Ms. McCaughey’s use of the word “prefer” is contorted.  When analyzing economic activities, it makes no sense to speak of preferences over different options independently of the different costs of those options.  If we ignore costs, then all sorts of mistaken conclusions follow.  For example, because if Lamborghinis were priced the same as Fords Americans would buy more Lamborghinis than Fords, we would therefore conclude that most Americans prefer Lamborghinis to Fords.  This conclusion is mistaken because the cost of any option, relative to the costs of other options, is as important and real an aspect of that option as are any of that option’s other qualities, such as its physical design and country of origin.

Ms. McCaughey concludes that Americans will be made better off by policies that artificially push the prices of imports up to those of more-costly American-made counterparts.  This conclusion springs from her mistaken belief that Americans who buy lower-cost imports really “prefer” American-made goods to imports.  Yet if this conclusion were correct, it would also follow that, because most Americans really “prefer” Lamborghinis to Fords, Americans would be made better off by policies that artificially push the prices of Fords up to those of more-expensive Lamborghinis.

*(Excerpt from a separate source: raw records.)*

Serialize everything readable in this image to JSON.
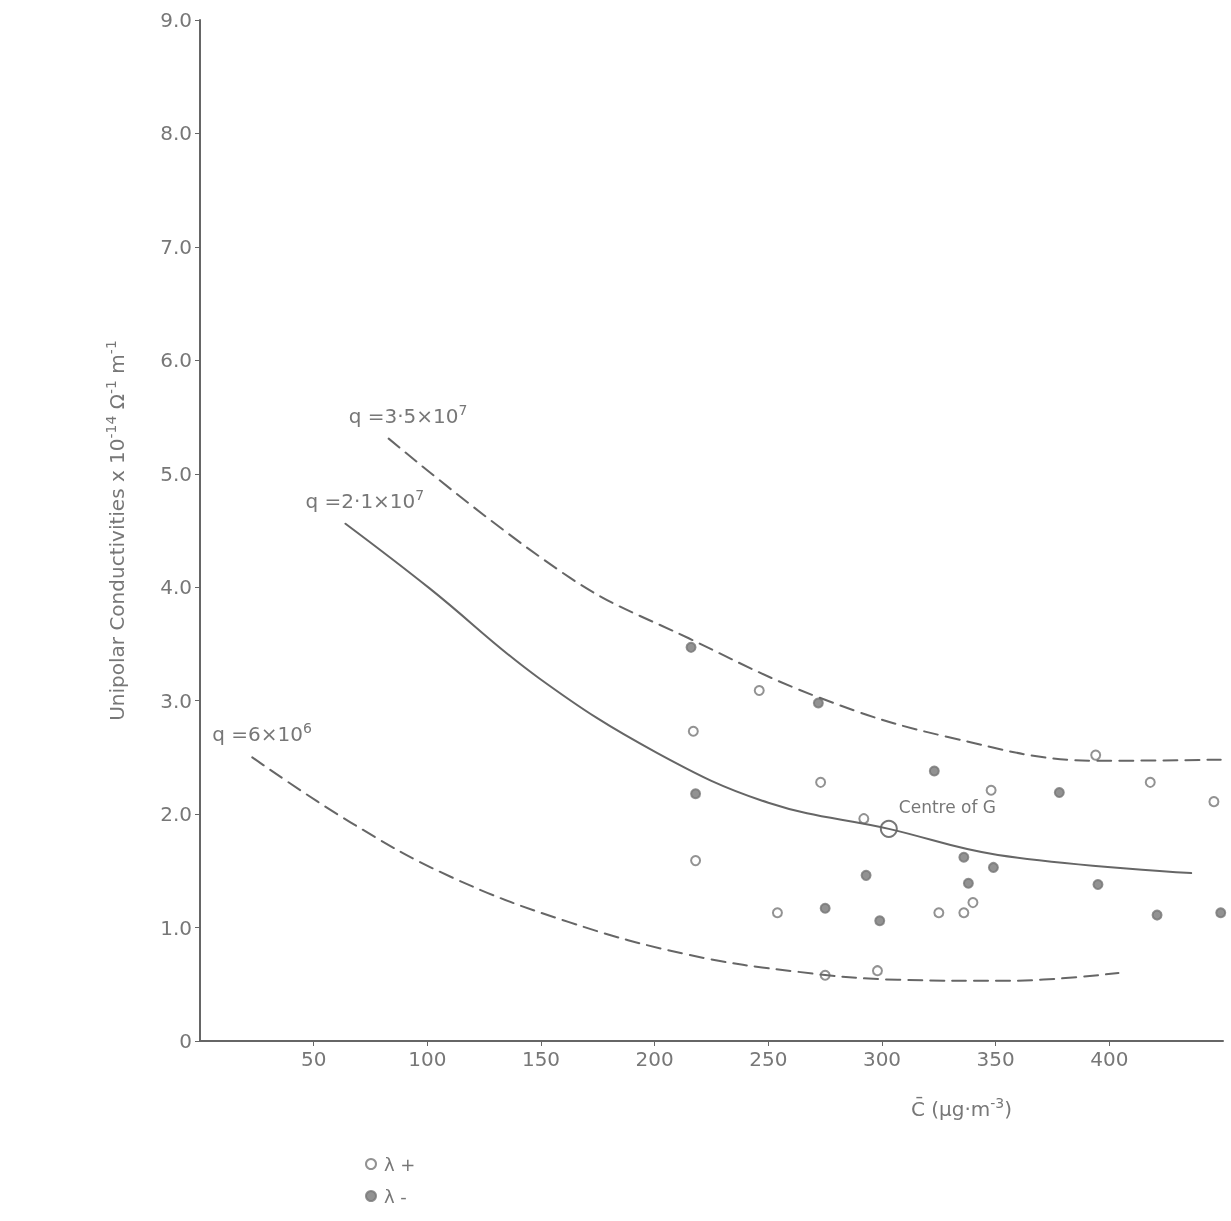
{
  "chart_data": {
    "type": "scatter",
    "xlabel": "C̄ (μg·m$^{-3}$)",
    "ylabel": "Unipolar Conductivities x 10$^{-14}$ Ω$^{-1}$ m$^{-1}$",
    "xlim": [
      0,
      450
    ],
    "xticks": [
      50,
      100,
      150,
      200,
      250,
      300,
      350,
      400
    ],
    "ylim": [
      0,
      9
    ],
    "yticks": [
      0,
      {
        "value": 1,
        "label": "1.0"
      },
      {
        "value": 2,
        "label": "2.0"
      },
      {
        "value": 3,
        "label": "3.0"
      },
      {
        "value": 4,
        "label": "4.0"
      },
      {
        "value": 5,
        "label": "5.0"
      },
      {
        "value": 6,
        "label": "6.0"
      },
      {
        "value": 7,
        "label": "7.0"
      },
      {
        "value": 8,
        "label": "8.0"
      },
      {
        "value": 9,
        "label": "9.0"
      }
    ],
    "grid": false,
    "legend": "bottom left",
    "marker": "circle",
    "annotations": [
      {
        "text": "Centre of G",
        "x": 303,
        "y": 1.87
      }
    ],
    "series": [
      {
        "name": "λ +",
        "color": "#777777",
        "x": [
          217,
          246,
          273,
          292,
          394,
          418,
          446,
          348,
          218,
          254,
          325,
          336,
          340,
          275,
          298
        ],
        "values": [
          2.73,
          3.09,
          2.28,
          1.96,
          2.52,
          2.28,
          2.11,
          2.21,
          1.59,
          1.13,
          1.13,
          1.13,
          1.22,
          0.58,
          0.62
        ]
      },
      {
        "name": "λ -",
        "color": "#777777",
        "x": [
          216,
          272,
          323,
          218,
          378,
          293,
          336,
          338,
          349,
          395,
          275,
          299,
          421,
          449
        ],
        "values": [
          3.47,
          2.98,
          2.38,
          2.18,
          2.19,
          1.46,
          1.62,
          1.39,
          1.53,
          1.38,
          1.17,
          1.06,
          1.11,
          1.13
        ]
      },
      {
        "name": "q =3·5×10$^{7}$",
        "type": "line",
        "line_style": "dashed",
        "marker": "none",
        "color": "#666666",
        "x": [
          83,
          163,
          215,
          272,
          329,
          395,
          449
        ],
        "values": [
          5.31,
          4.08,
          3.55,
          3.03,
          2.68,
          2.47,
          2.48
        ]
      },
      {
        "name": "q =2·1×10$^{7}$",
        "type": "line",
        "line_style": "solid",
        "marker": "none",
        "color": "#666666",
        "x": [
          64,
          101,
          149,
          201,
          250,
          303,
          351,
          436
        ],
        "values": [
          4.56,
          3.99,
          3.2,
          2.54,
          2.1,
          1.87,
          1.64,
          1.48
        ]
      },
      {
        "name": "q =6×10$^{6}$",
        "type": "line",
        "line_style": "dashed",
        "marker": "none",
        "color": "#666666",
        "x": [
          23,
          66,
          110,
          162,
          215,
          263,
          307,
          355,
          404
        ],
        "values": [
          2.5,
          1.93,
          1.45,
          1.05,
          0.76,
          0.61,
          0.54,
          0.53,
          0.6
        ]
      }
    ]
  }
}
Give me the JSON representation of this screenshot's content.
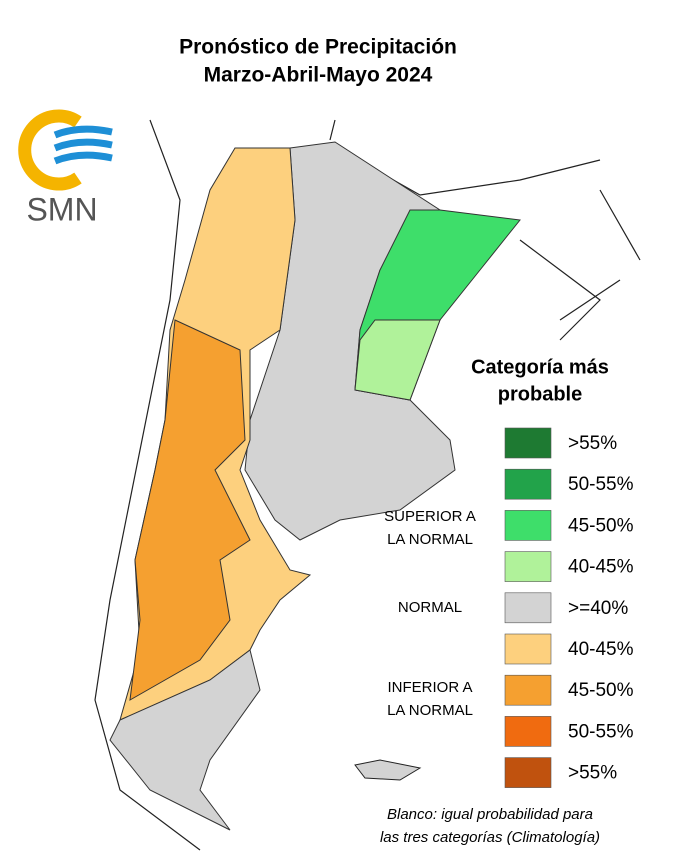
{
  "header": {
    "title": "Pronóstico de Precipitación",
    "subtitle": "Marzo-Abril-Mayo 2024"
  },
  "logo": {
    "text": "SMN"
  },
  "legend": {
    "title": [
      "Categoría más",
      "probable"
    ],
    "items": [
      {
        "label": ">55%",
        "color": "#1e7a32"
      },
      {
        "label": "50-55%",
        "color": "#22a34a"
      },
      {
        "label": "45-50%",
        "color": "#3ede6a"
      },
      {
        "label": "40-45%",
        "color": "#b0f29a"
      },
      {
        "label": ">=40%",
        "color": "#d3d3d3"
      },
      {
        "label": "40-45%",
        "color": "#fdd07e"
      },
      {
        "label": "45-50%",
        "color": "#f5a030"
      },
      {
        "label": "50-55%",
        "color": "#f06b10"
      },
      {
        "label": ">55%",
        "color": "#c0520e"
      }
    ],
    "groups": [
      {
        "label": [
          "SUPERIOR A",
          "LA NORMAL"
        ]
      },
      {
        "label": [
          "NORMAL"
        ]
      },
      {
        "label": [
          "INFERIOR A",
          "LA NORMAL"
        ]
      }
    ]
  },
  "footnote": [
    "Blanco: igual probabilidad para",
    "las tres categorías (Climatología)"
  ]
}
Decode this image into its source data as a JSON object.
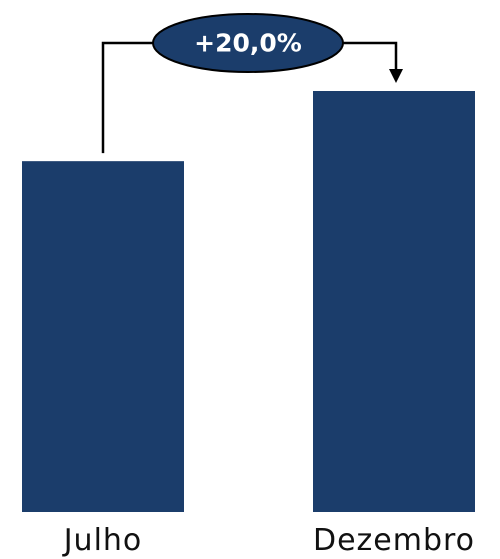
{
  "chart_data": {
    "type": "bar",
    "categories": [
      "Julho",
      "Dezembro"
    ],
    "values": [
      100,
      120
    ],
    "title": "",
    "xlabel": "",
    "ylabel": "",
    "ylim": [
      0,
      135
    ],
    "grid": false,
    "legend": "none",
    "bar_color": "#1b3d6b",
    "annotation": {
      "text": "+20,0%",
      "from": "Julho",
      "to": "Dezembro",
      "badge_fill": "#1b3d6b",
      "badge_stroke": "#000000",
      "connector_color": "#000000"
    }
  }
}
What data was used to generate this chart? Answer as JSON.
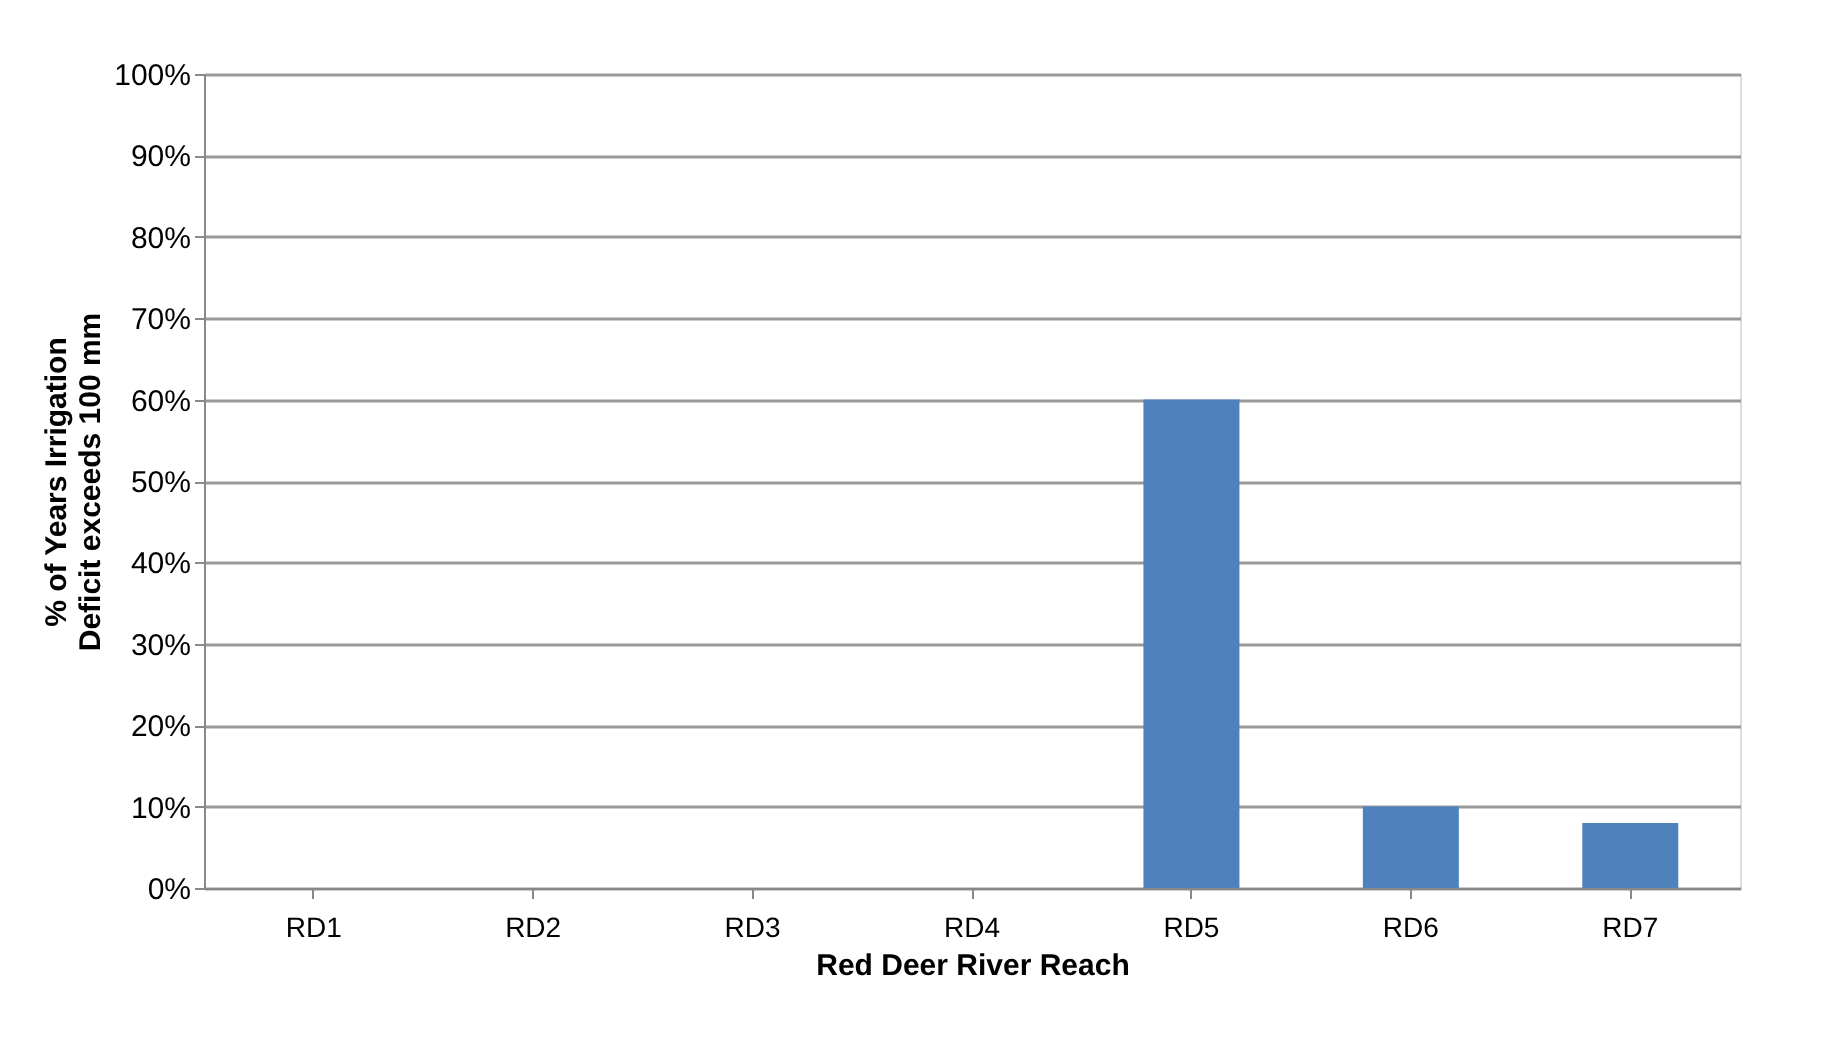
{
  "chart_data": {
    "type": "bar",
    "xlabel": "Red Deer River Reach",
    "ylabel": "% of Years Irrigation Deficit exceeds 100 mm",
    "categories": [
      "RD1",
      "RD2",
      "RD3",
      "RD4",
      "RD5",
      "RD6",
      "RD7"
    ],
    "values": [
      0,
      0,
      0,
      0,
      60,
      10,
      8
    ],
    "color": "#4f81bd",
    "ylim": [
      0,
      100
    ],
    "yticks": [
      {
        "value": 0,
        "label": "0%"
      },
      {
        "value": 10,
        "label": "10%"
      },
      {
        "value": 20,
        "label": "20%"
      },
      {
        "value": 30,
        "label": "30%"
      },
      {
        "value": 40,
        "label": "40%"
      },
      {
        "value": 50,
        "label": "50%"
      },
      {
        "value": 60,
        "label": "60%"
      },
      {
        "value": 70,
        "label": "70%"
      },
      {
        "value": 80,
        "label": "80%"
      },
      {
        "value": 90,
        "label": "90%"
      },
      {
        "value": 100,
        "label": "100%"
      }
    ],
    "grid": "y"
  }
}
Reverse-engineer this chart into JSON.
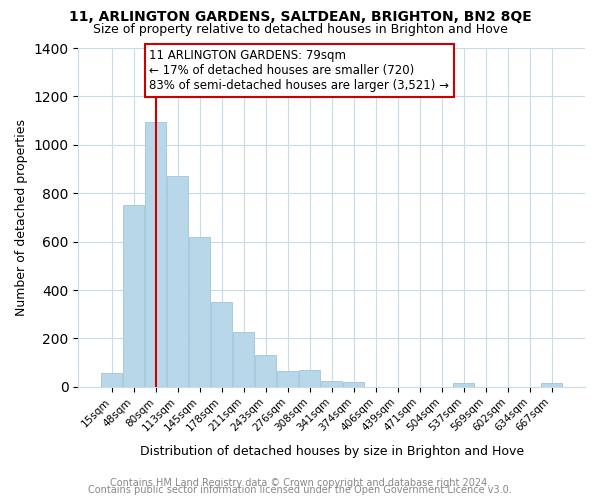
{
  "title": "11, ARLINGTON GARDENS, SALTDEAN, BRIGHTON, BN2 8QE",
  "subtitle": "Size of property relative to detached houses in Brighton and Hove",
  "xlabel": "Distribution of detached houses by size in Brighton and Hove",
  "ylabel": "Number of detached properties",
  "bar_labels": [
    "15sqm",
    "48sqm",
    "80sqm",
    "113sqm",
    "145sqm",
    "178sqm",
    "211sqm",
    "243sqm",
    "276sqm",
    "308sqm",
    "341sqm",
    "374sqm",
    "406sqm",
    "439sqm",
    "471sqm",
    "504sqm",
    "537sqm",
    "569sqm",
    "602sqm",
    "634sqm",
    "667sqm"
  ],
  "bar_values": [
    55,
    750,
    1095,
    870,
    620,
    350,
    225,
    130,
    65,
    70,
    25,
    20,
    0,
    0,
    0,
    0,
    15,
    0,
    0,
    0,
    15
  ],
  "bar_color": "#b8d8ea",
  "bar_edge_color": "#8fbfd4",
  "vline_index": 2,
  "vline_color": "#cc0000",
  "ylim": [
    0,
    1400
  ],
  "yticks": [
    0,
    200,
    400,
    600,
    800,
    1000,
    1200,
    1400
  ],
  "annotation_text": "11 ARLINGTON GARDENS: 79sqm\n← 17% of detached houses are smaller (720)\n83% of semi-detached houses are larger (3,521) →",
  "footer1": "Contains HM Land Registry data © Crown copyright and database right 2024.",
  "footer2": "Contains public sector information licensed under the Open Government Licence v3.0.",
  "background_color": "#ffffff",
  "grid_color": "#c8dce8",
  "title_fontsize": 10,
  "subtitle_fontsize": 9,
  "axis_label_fontsize": 9,
  "tick_fontsize": 7.5,
  "annotation_fontsize": 8.5,
  "footer_fontsize": 7
}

If you see that Americans would be harmed and not helped by such a policy of artificially raising the prices of lower-cost automobiles up to those of higher-cost counterparts, you should see also that Americans would be harmed and not helped by a policy of artificially raising the prices of lower-cost imports up to those of higher-cost American-made counterparts.

Sincerely,
Donald J. Boudreaux
Professor of Economics
and
Martha and Nelson Getchell Chair for the Study of Free Market Capitalism at the Mercatus Center
George Mason University
Fairfax, VA  22030

(HT Reuvain Borchardt)

Many conservatives these days have upped their efforts in competing with “Progressives” to see which group can stuff the greatest number of economic fallacies into 750 words.